Brisbane Pride has announced the long-running Queens Ball Awards event is returning to City Hall in June for its diamond jubilee.
The Queens Ball is the longest-running continuous LGBTIQ event in the world. And this year the iconic event is celebrating its 60th anniversary.
Last year, the 59th annual ceremony moved online due to COVID-19. Now Brisbane Pride has confirmed plans for an in-person return to Brisbane City Hall on June 19, 2021.
“We are excited to celebrate such a milestone and continue the tradition of hosting the longest running queer event in the world,” Brisbane Pride President Bec Johnson told QNews.com.au.
“The Queens Ball Awards recognise the outstanding achievements of people and organisations that work within the LGBTIQ+ Community in Queensland.
“The atmosphere of the Queens Ball is one of great resilience, community recognition and pride.
“Planning is already underway to make sure the diamond jubilee of the Queen’s Ball is the best to date.”
Johnson said Brisbane Pride will announce more details on award nominations and the Gala Dinner event soon.
Last June, four Queensland LGBTIQ community advocates and groups received Queens Ball Awards during the virtual ceremony.
Queens Ball’s incredible history in Queensland
Last year, Bill Rutkin, Destiny Rogers and Queens Ball co-founder Laurie Deane collaborated on a book recounting the Queens Ball event’s amazing history.
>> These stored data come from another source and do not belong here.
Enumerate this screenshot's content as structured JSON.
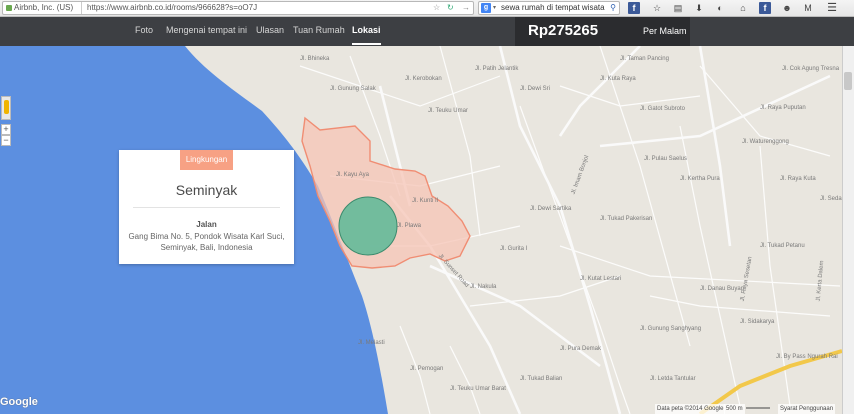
{
  "browser": {
    "site_identity": "Airbnb, Inc. (US)",
    "url": "https://www.airbnb.co.id/rooms/966628?s=oO7J",
    "search_query": "sewa rumah di tempat wisata",
    "search_engine_letter": "g",
    "icons": [
      "bookmark-star-icon",
      "reload-icon",
      "go-arrow-icon",
      "search-icon",
      "facebook-icon",
      "star-icon",
      "clipboard-icon",
      "download-icon",
      "translate-icon",
      "home-icon",
      "facebook-icon",
      "emoticon-icon",
      "gmail-icon",
      "menu-icon"
    ]
  },
  "nav": {
    "items": [
      "Foto",
      "Mengenai tempat ini",
      "Ulasan",
      "Tuan Rumah",
      "Lokasi"
    ],
    "active": "Lokasi",
    "price": "Rp275265",
    "per_label": "Per Malam"
  },
  "map": {
    "zoom_in": "+",
    "zoom_out": "−",
    "card": {
      "badge": "Lingkungan",
      "title": "Seminyak",
      "label": "Jalan",
      "address": "Gang Bima No. 5, Pondok Wisata Karl Suci, Seminyak, Bali, Indonesia"
    },
    "streets": [
      "Jl. Kayu Aya",
      "Jl. Kunti II",
      "Jl. Plawa",
      "Jl. Sunset Road",
      "Jl. Nakula",
      "Jl. Melasti",
      "Jl. Teuku Umar",
      "Jl. Imam Bonjol",
      "Jl. Pulau Saelus",
      "Jl. Raya Puputan",
      "Jl. Cok Agung Tresna",
      "Jl. Waturenggong",
      "Jl. Tukad Petanu",
      "Jl. By Pass Ngurah Rai",
      "Jl. Raya Sesetan",
      "Jl. Sidakarya",
      "Jl. Kerta Dalem",
      "Jl. Bhineka",
      "Jl. Gunung Salak",
      "Jl. Kerobokan",
      "Jl. Patih Jelantik",
      "Jl. Dewi Sri",
      "Jl. Kuta Raya",
      "Jl. Gatot Subroto",
      "Jl. Kertha Pura",
      "Jl. Tukad Pakerisan",
      "Jl. Dewi Sartika",
      "Jl. Gurita I",
      "Jl. Kutat Lestari",
      "Jl. Gunung Sanghyang",
      "Jl. Pura Demak",
      "Jl. Tukad Balian",
      "Jl. Pemogan",
      "Jl. Teuku Umar Barat",
      "Jl. Sedap Malam",
      "Jl. Letda Tantular",
      "Jl. Danau Buyan",
      "Jl. Taman Pancing",
      "Jl. Raya Kuta"
    ],
    "attribution_data": "Data peta ©2014 Google",
    "scale": "500 m",
    "terms": "Syarat Penggunaan",
    "logo_text": "Google",
    "colors": {
      "sea": "#5c8fe0",
      "land": "#e9e6df",
      "neighborhood_fill": "#f6c4b6",
      "neighborhood_border": "#f08d73",
      "location_circle": "#5bb896",
      "highway": "#f2c84a"
    }
  }
}
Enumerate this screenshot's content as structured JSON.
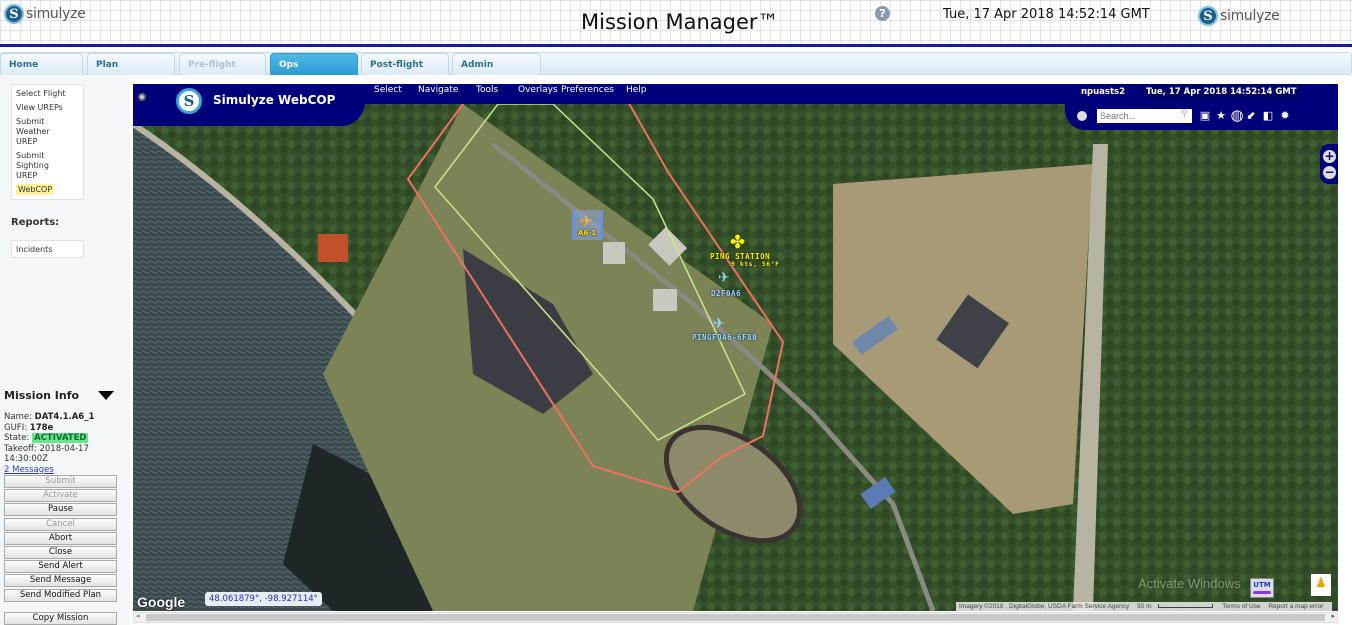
{
  "header": {
    "logo_text": "simulyze",
    "app_title": "Mission Manager™",
    "help_icon": "?",
    "clock": "Tue, 17 Apr 2018 14:52:14 GMT",
    "right_logo_text": "simulyze"
  },
  "tabs": [
    {
      "label": "Home",
      "state": "normal"
    },
    {
      "label": "Plan",
      "state": "normal"
    },
    {
      "label": "Pre-flight",
      "state": "disabled"
    },
    {
      "label": "Ops",
      "state": "active"
    },
    {
      "label": "Post-flight",
      "state": "normal"
    },
    {
      "label": "Admin",
      "state": "normal"
    }
  ],
  "sidebar": {
    "links": [
      {
        "label": "Select Flight"
      },
      {
        "label": "View UREPs"
      },
      {
        "label": "Submit Weather UREP"
      },
      {
        "label": "Submit Sighting UREP"
      },
      {
        "label": "WebCOP",
        "highlighted": true
      }
    ],
    "reports_heading": "Reports:",
    "reports": [
      {
        "label": "Incidents"
      }
    ]
  },
  "mission_info": {
    "title": "Mission Info",
    "name_label": "Name:",
    "name": "DAT4.1.A6_1",
    "gufi_label": "GUFI:",
    "gufi": "178e",
    "state_label": "State:",
    "state": "ACTIVATED",
    "takeoff_label": "Takeoff:",
    "takeoff_date": "2018-04-17",
    "takeoff_time": "14:30:00Z",
    "messages_link": "2 Messages",
    "buttons": [
      {
        "label": "Submit",
        "enabled": false
      },
      {
        "label": "Activate",
        "enabled": false
      },
      {
        "label": "Pause",
        "enabled": true
      },
      {
        "label": "Cancel",
        "enabled": false
      },
      {
        "label": "Abort",
        "enabled": true
      },
      {
        "label": "Close",
        "enabled": true
      },
      {
        "label": "Send Alert",
        "enabled": true
      },
      {
        "label": "Send Message",
        "enabled": true
      },
      {
        "label": "Send Modified Plan",
        "enabled": true
      }
    ],
    "copy_button": "Copy Mission"
  },
  "webcop": {
    "brand": "Simulyze WebCOP",
    "menu": [
      "Select",
      "Navigate",
      "Tools",
      "Overlays",
      "Preferences",
      "Help"
    ],
    "user": "npuasts2",
    "clock": "Tue, 17 Apr 2018 14:52:14 GMT",
    "search_placeholder": "Search...",
    "toolbar_icons": [
      "image-icon",
      "star-icon",
      "globe-icon",
      "arrow-icon",
      "panel-icon",
      "gear-icon"
    ],
    "zoom_in": "+",
    "zoom_out": "−",
    "aircraft": [
      {
        "id": "A6-1",
        "selected": true,
        "color": "#ffb020"
      },
      {
        "id": "PING STATION",
        "sub": "9 kts, 56°F",
        "color": "#fff000"
      },
      {
        "id": "D2F0A6",
        "color": "#9ad8ff"
      },
      {
        "id": "PINGF0A6-6F80",
        "color": "#9ad8ff"
      }
    ],
    "polygons": {
      "outer_color": "#f07060",
      "inner_color": "#c8e68a"
    },
    "google_logo": "Google",
    "coordinates": "48.061879°, -98.927114°",
    "attribution": "Imagery ©2018 , DigitalGlobe, USDA Farm Service Agency",
    "scale": "50 m",
    "terms": "Terms of Use",
    "report_error": "Report a map error",
    "utm_button": "UTM",
    "watermark": "Activate Windows"
  }
}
When it began in 1962, the local “camp” community were suffering relentless police raids on events in town.
Although the police rarely encountered any activity worthy of criminal charge, the raids discouraged attendance and disrupted the festivity.
Tired of the raids, a group of community members rented holiday cottages on Mt Tambourine over the Queen’s Birthday weekend.
They held a fancy dress party and awarded gold-painted Kewpie dolls for the best costumes.
Laurie Deane, well-known in the community as Dame Sybil von Thorndyke, co-founded the event with community elder Ron Sheard.
The Queens Ball soon outgrew the cottages and moved to a local hall. After the first decade, Ron retired and Sybil steered the event over the following decades.
Moving from Mount Tamborine, first to the Gold Coast and then to suburban Brisbane venues, the Ball found its way into inner-city Brisbane in the late seventies.
In recent years, the event once held out of town to escape the attention of the authorities, moved into Brisbane City Hall.
The authorities the event once sought to avoid now attend in the form of government ministers who take to the stage to announce their pride in joining in the celebration.